In support of her fourth and final assignment of error, appellant contends that the trial court erred when it denied her motion to amend her complaint. The motion to amend her complaint was filed on July 12, 1996. In the memorandum accompanying the motion, appellant stated that she was requesting an "order allowing her to amend the Complaint, not to change the cause of action, but to specify in more detail her cause of action against [Appellee]."
The trial court considered the motion and ruled that because Civ.R. 8 permits notice pleading, the original complaint was sufficient to alert appellee to the cause of action asserted by appellant. The trial court stated, "To allow Smith to amend her complaint, only to more specifically state her claims, will simply delay this action. For this reason, plaintiff's motion to amend her complaint is denied."
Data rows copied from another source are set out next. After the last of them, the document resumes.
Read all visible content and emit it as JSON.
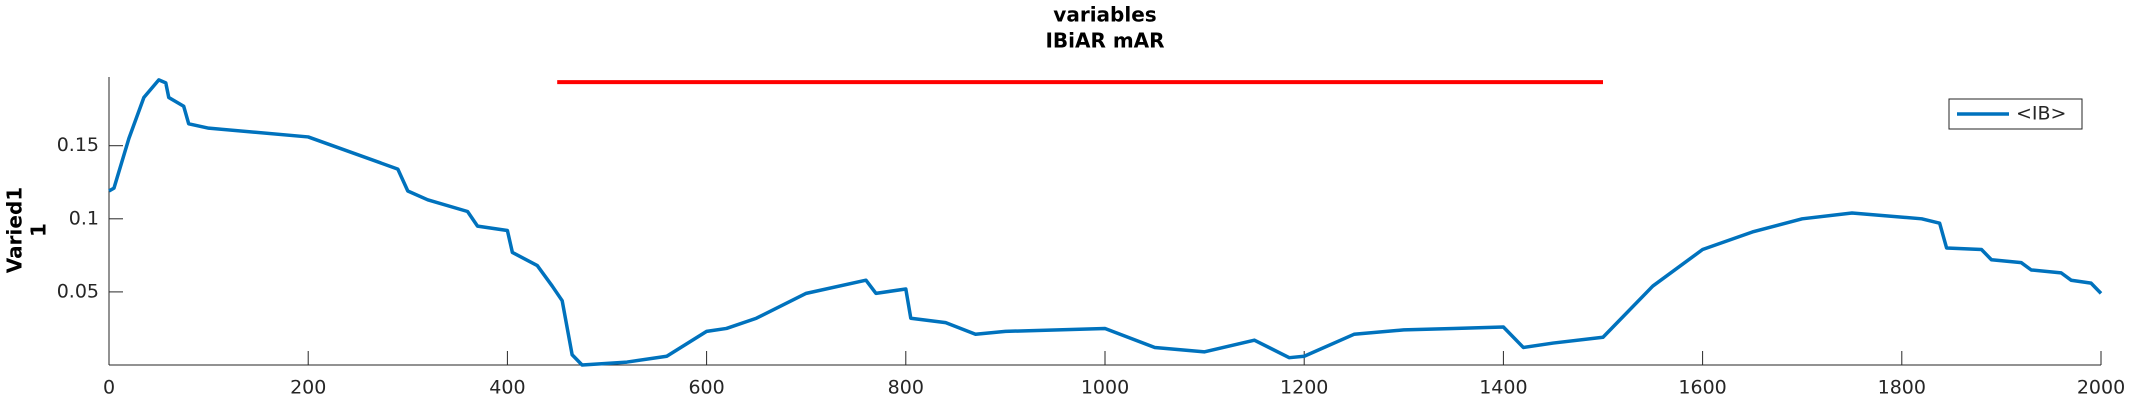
{
  "chart_data": {
    "type": "line",
    "title": [
      "variables",
      "IBiAR mAR"
    ],
    "ylabel": [
      "Varied1",
      "1"
    ],
    "xlim": [
      0,
      2000
    ],
    "xticks": [
      0,
      200,
      400,
      600,
      800,
      1000,
      1200,
      1400,
      1600,
      1800,
      2000
    ],
    "ylim": [
      0,
      0.197
    ],
    "yticks": [
      0.05,
      0.1,
      0.15
    ],
    "legend": "northeast",
    "series": [
      {
        "name": "<IB>",
        "color": "#0072bd",
        "x": [
          0,
          5,
          20,
          35,
          50,
          57,
          60,
          75,
          80,
          100,
          200,
          290,
          300,
          320,
          360,
          370,
          400,
          405,
          430,
          445,
          455,
          465,
          475,
          520,
          560,
          600,
          620,
          650,
          700,
          760,
          770,
          800,
          805,
          840,
          870,
          900,
          1000,
          1050,
          1100,
          1150,
          1185,
          1200,
          1250,
          1300,
          1350,
          1400,
          1420,
          1450,
          1500,
          1550,
          1600,
          1650,
          1700,
          1750,
          1820,
          1838,
          1845,
          1880,
          1890,
          1920,
          1930,
          1960,
          1970,
          1990,
          2000
        ],
        "values": [
          0.119,
          0.121,
          0.155,
          0.183,
          0.195,
          0.193,
          0.183,
          0.177,
          0.165,
          0.162,
          0.156,
          0.134,
          0.119,
          0.113,
          0.105,
          0.095,
          0.092,
          0.077,
          0.068,
          0.054,
          0.044,
          0.007,
          0.0,
          0.002,
          0.006,
          0.023,
          0.025,
          0.032,
          0.049,
          0.058,
          0.049,
          0.052,
          0.032,
          0.029,
          0.021,
          0.023,
          0.025,
          0.012,
          0.009,
          0.017,
          0.005,
          0.006,
          0.021,
          0.024,
          0.025,
          0.026,
          0.012,
          0.015,
          0.019,
          0.054,
          0.079,
          0.091,
          0.1,
          0.104,
          0.1,
          0.097,
          0.08,
          0.079,
          0.072,
          0.07,
          0.065,
          0.063,
          0.058,
          0.056,
          0.049
        ]
      }
    ],
    "hline": {
      "color": "#ff0000",
      "x": [
        450,
        1500
      ],
      "values": [
        0.1935,
        0.1935
      ]
    }
  }
}
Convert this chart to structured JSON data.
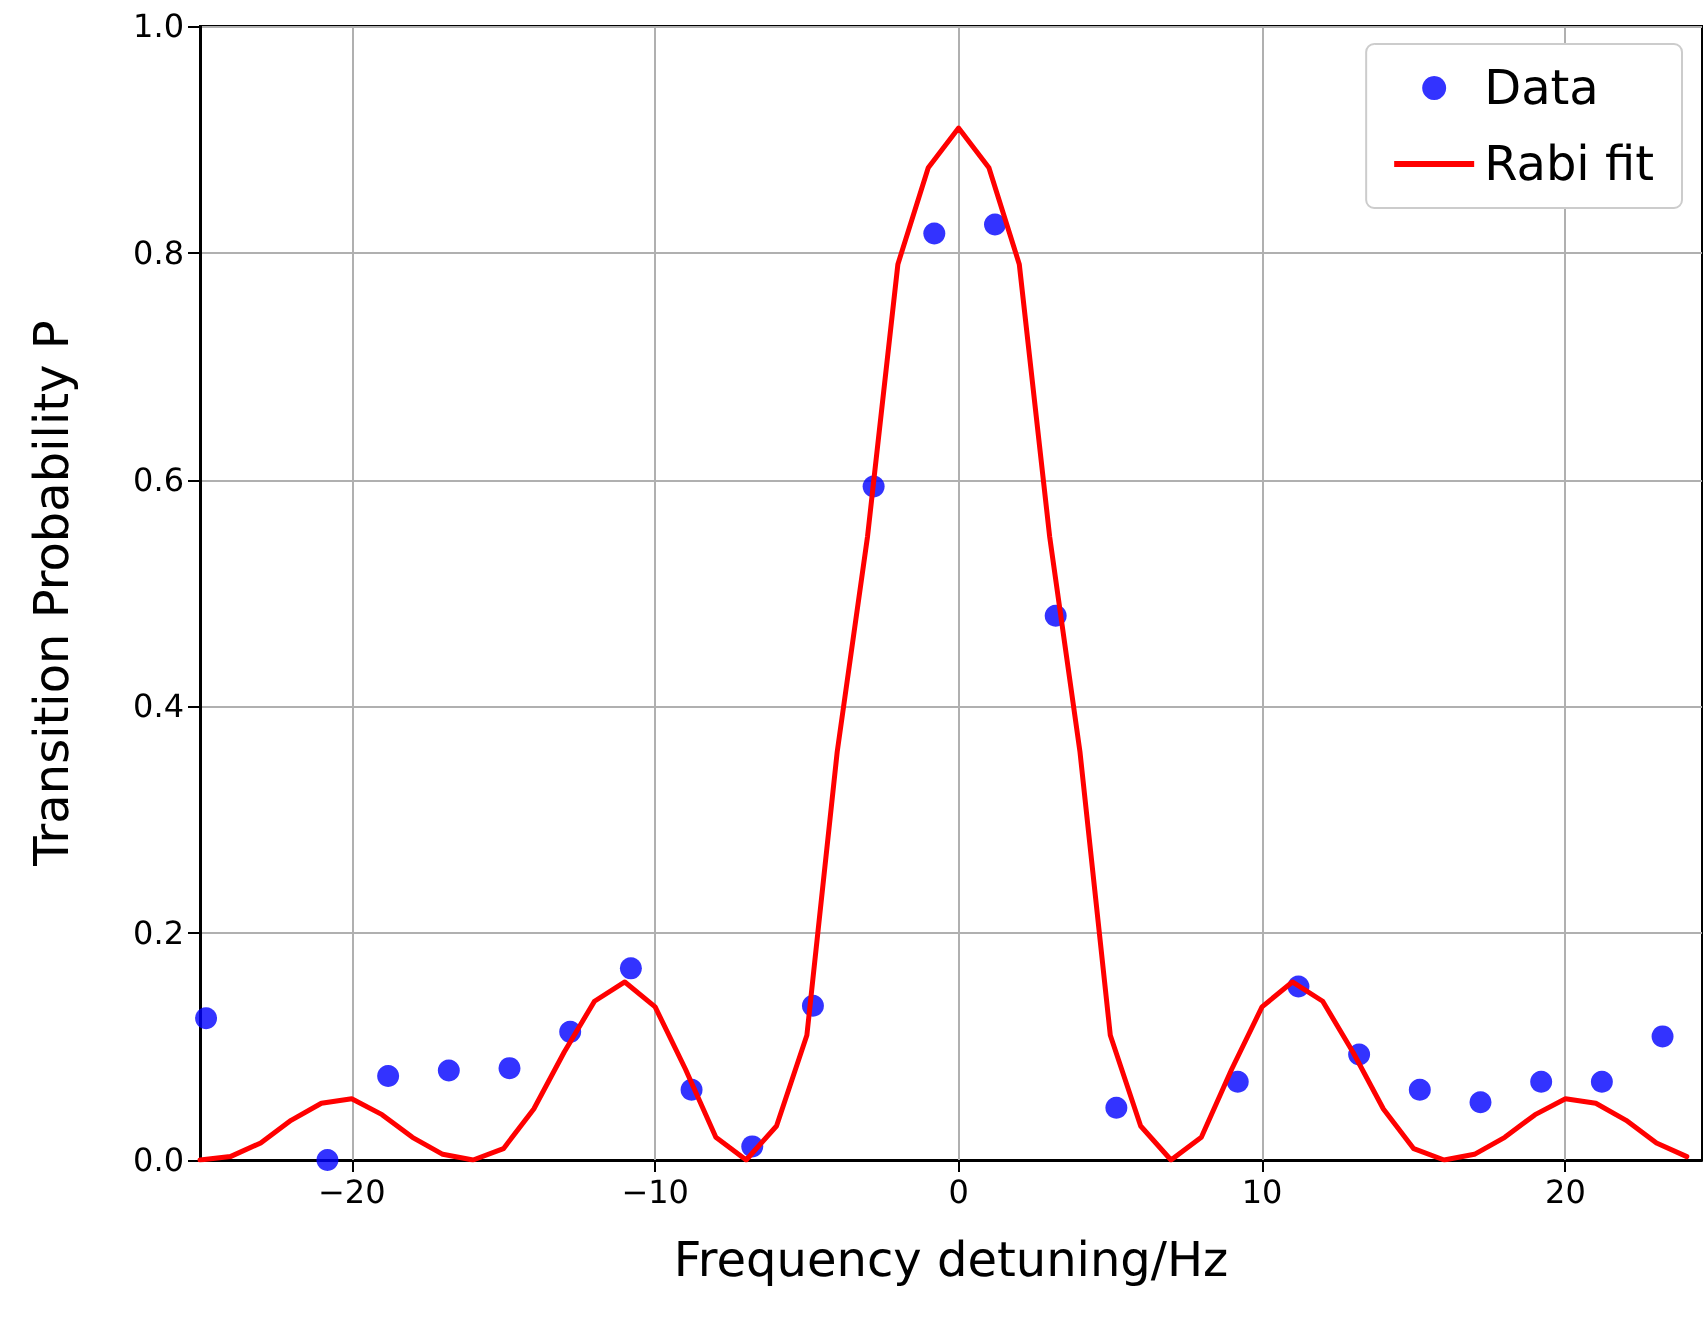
{
  "chart_data": {
    "type": "scatter",
    "xlabel": "Frequency detuning/Hz",
    "ylabel": "Transition Probability P",
    "xlim": [
      -25,
      24.5
    ],
    "ylim": [
      0,
      1
    ],
    "xticks": [
      {
        "value": -20,
        "label": "−20"
      },
      {
        "value": -10,
        "label": "−10"
      },
      0,
      10,
      20
    ],
    "yticks": [
      {
        "value": 0,
        "label": "0.0"
      },
      0.2,
      0.4,
      0.6,
      0.8,
      {
        "value": 1,
        "label": "1.0"
      }
    ],
    "grid": true,
    "legend": "top right",
    "series": [
      {
        "name": "Data",
        "color": "#0000ff",
        "marker": "circle",
        "x": [
          -24.8,
          -20.8,
          -18.8,
          -16.8,
          -14.8,
          -12.8,
          -10.8,
          -8.8,
          -6.8,
          -4.8,
          -2.8,
          -0.8,
          1.2,
          3.2,
          5.2,
          9.2,
          11.2,
          13.2,
          15.2,
          17.2,
          19.2,
          21.2,
          23.2
        ],
        "values": [
          0.125,
          0.0,
          0.074,
          0.079,
          0.081,
          0.113,
          0.169,
          0.062,
          0.012,
          0.136,
          0.594,
          0.817,
          0.825,
          0.48,
          0.046,
          0.069,
          0.153,
          0.093,
          0.062,
          0.051,
          0.069,
          0.069,
          0.109
        ]
      },
      {
        "name": "Rabi fit",
        "type": "line",
        "color": "#ff0000",
        "marker": "none",
        "line_style": "solid",
        "x": [
          -25,
          -24,
          -23,
          -22,
          -21,
          -20,
          -19,
          -18,
          -17,
          -16,
          -15,
          -14,
          -13,
          -12,
          -11,
          -10,
          -9,
          -8,
          -7,
          -6,
          -5,
          -4,
          -3,
          -2,
          -1,
          0,
          1,
          2,
          3,
          4,
          5,
          6,
          7,
          8,
          9,
          10,
          11,
          12,
          13,
          14,
          15,
          16,
          17,
          18,
          19,
          20,
          21,
          22,
          23,
          24
        ],
        "values": [
          0.0,
          0.003,
          0.015,
          0.035,
          0.05,
          0.054,
          0.04,
          0.02,
          0.005,
          0.0,
          0.01,
          0.045,
          0.095,
          0.14,
          0.157,
          0.135,
          0.08,
          0.02,
          0.0,
          0.03,
          0.11,
          0.36,
          0.55,
          0.79,
          0.875,
          0.91,
          0.875,
          0.79,
          0.55,
          0.36,
          0.11,
          0.03,
          0.0,
          0.02,
          0.08,
          0.135,
          0.157,
          0.14,
          0.095,
          0.045,
          0.01,
          0.0,
          0.005,
          0.02,
          0.04,
          0.054,
          0.05,
          0.035,
          0.015,
          0.003
        ]
      }
    ]
  }
}
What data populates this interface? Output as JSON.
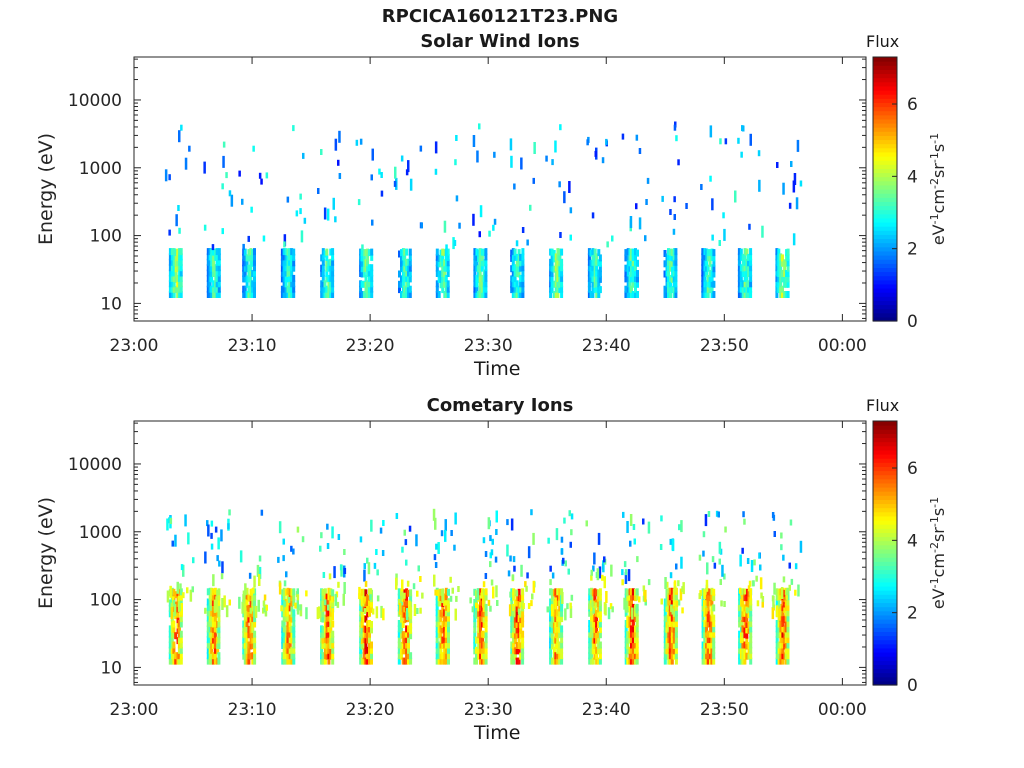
{
  "figure": {
    "title": "RPCICA160121T23.PNG"
  },
  "colors": {
    "axes": "#262626",
    "background": "#ffffff"
  },
  "colormap": "jet",
  "chart_data": [
    {
      "type": "heatmap",
      "title": "Solar Wind Ions",
      "xlabel": "Time",
      "ylabel": "Energy (eV)",
      "yscale": "log",
      "xticks": [
        "23:00",
        "23:10",
        "23:20",
        "23:30",
        "23:40",
        "23:50",
        "00:00"
      ],
      "xlim_minutes": [
        0,
        62
      ],
      "yticks": [
        10,
        100,
        1000,
        10000
      ],
      "ylim": [
        5.5,
        43000
      ],
      "colorbar": {
        "label": "Flux",
        "units": "eV-1cm-2sr-1s-1",
        "range": [
          0,
          7.3
        ],
        "ticks": [
          0,
          2,
          4,
          6
        ]
      },
      "structure": {
        "low_energy_bursts": [
          {
            "t": 3.4,
            "level": 4.2
          },
          {
            "t": 6.6,
            "level": 3.5
          },
          {
            "t": 9.6,
            "level": 3.4
          },
          {
            "t": 12.9,
            "level": 3.2
          },
          {
            "t": 16.2,
            "level": 3.6
          },
          {
            "t": 19.5,
            "level": 3.7
          },
          {
            "t": 22.8,
            "level": 3.4
          },
          {
            "t": 26.0,
            "level": 3.7
          },
          {
            "t": 29.2,
            "level": 3.6
          },
          {
            "t": 32.3,
            "level": 3.4
          },
          {
            "t": 35.6,
            "level": 3.9
          },
          {
            "t": 38.9,
            "level": 3.5
          },
          {
            "t": 42.0,
            "level": 3.5
          },
          {
            "t": 45.3,
            "level": 3.5
          },
          {
            "t": 48.5,
            "level": 3.4
          },
          {
            "t": 51.6,
            "level": 3.6
          },
          {
            "t": 54.8,
            "level": 4.1
          }
        ],
        "burst_energy_range": [
          12,
          55
        ],
        "scatter_energy_range": [
          60,
          4000
        ],
        "scatter_level": 2.5,
        "time_range": [
          3.0,
          57.0
        ]
      }
    },
    {
      "type": "heatmap",
      "title": "Cometary Ions",
      "xlabel": "Time",
      "ylabel": "Energy (eV)",
      "yscale": "log",
      "xticks": [
        "23:00",
        "23:10",
        "23:20",
        "23:30",
        "23:40",
        "23:50",
        "00:00"
      ],
      "xlim_minutes": [
        0,
        62
      ],
      "yticks": [
        10,
        100,
        1000,
        10000
      ],
      "ylim": [
        5.5,
        43000
      ],
      "colorbar": {
        "label": "Flux",
        "units": "eV-1cm-2sr-1s-1",
        "range": [
          0,
          7.3
        ],
        "ticks": [
          0,
          2,
          4,
          6
        ]
      },
      "structure": {
        "low_energy_bursts": [
          {
            "t": 3.4,
            "level": 6.0
          },
          {
            "t": 6.6,
            "level": 5.8
          },
          {
            "t": 9.6,
            "level": 6.1
          },
          {
            "t": 12.9,
            "level": 5.6
          },
          {
            "t": 16.2,
            "level": 6.2
          },
          {
            "t": 19.5,
            "level": 6.3
          },
          {
            "t": 22.8,
            "level": 6.1
          },
          {
            "t": 26.0,
            "level": 6.0
          },
          {
            "t": 29.2,
            "level": 6.2
          },
          {
            "t": 32.3,
            "level": 6.3
          },
          {
            "t": 35.6,
            "level": 5.6
          },
          {
            "t": 38.9,
            "level": 6.0
          },
          {
            "t": 42.0,
            "level": 6.3
          },
          {
            "t": 45.3,
            "level": 6.1
          },
          {
            "t": 48.5,
            "level": 6.0
          },
          {
            "t": 51.6,
            "level": 6.0
          },
          {
            "t": 54.8,
            "level": 6.2
          }
        ],
        "burst_energy_range": [
          11,
          120
        ],
        "scatter_energy_range": [
          60,
          1800
        ],
        "scatter_level": 3.0,
        "time_range": [
          3.0,
          57.0
        ]
      }
    }
  ]
}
The Supreme Court of Ohio has stated that when a party challenges a trial court's ruling on a motion to amend pleadings, the appellate court must consider "whether the trial judge's decision was an abuse of discretion, not whether it was the same decision we might have made." Wilmington Steel Prod., Inc. v. Cleveland Elec. Illum. Co. (1991), 60 Ohio St.3d 120, 122, 573 N.E.2d 622, 624. An abuse of discretion "`connotes more than an error of law or of judgment; it implies that the court's attitude is unreasonable, arbitrary or unconscionable.'" Calderon v. Sharkey (1982), 70 Ohio St.2d 218, 219-220, 24 O.O.3d 322, 323, 436 N.E.2d 1008, 1010, quoting State v. Adams (1980), 62 Ohio St.2d 151, 157-158, 16 O.O.3d 169, 172-173, 404 N.E.2d 144, 148-149. In addition, Ohio courts have held that leave to amend must be sought in good faith, that is, "there must be at least a prima facie showing that the movant can marshal support for the new matters sought to be pleaded, and that the amendment is not simply a delaying tactic, nor one which would cause prejudice to the defendant." Solowitch v. Bennett (1982), 8 Ohio App.3d 115, 117, 8 OBR 169, 172, 456 N.E.2d 562, 564-565.
The trial court in this case did not abuse its discretion when it denied appellant's motion for leave to file an amended complaint. Appellant did not present any facts to support any new matter to be pleaded. Instead, she asked to plead the cause of action already filed with more particularity. As the trial court correctly noted, Civ.R. 8 permits notice pleading in this state. Accordingly, no need existed for appellant to plead her same cause of action with more particularity and no purpose would be served if the motion to file an amended complaint were granted. Appellant's fourth assignment of error is not well taken.
The judgment of the Lucas County Court of Common Pleas is affirmed. Appellant is ordered to pay the court costs of this appeal.
Judgment affirmed.
HANDWORK, GLASSER and SHERCK, JJ., concur.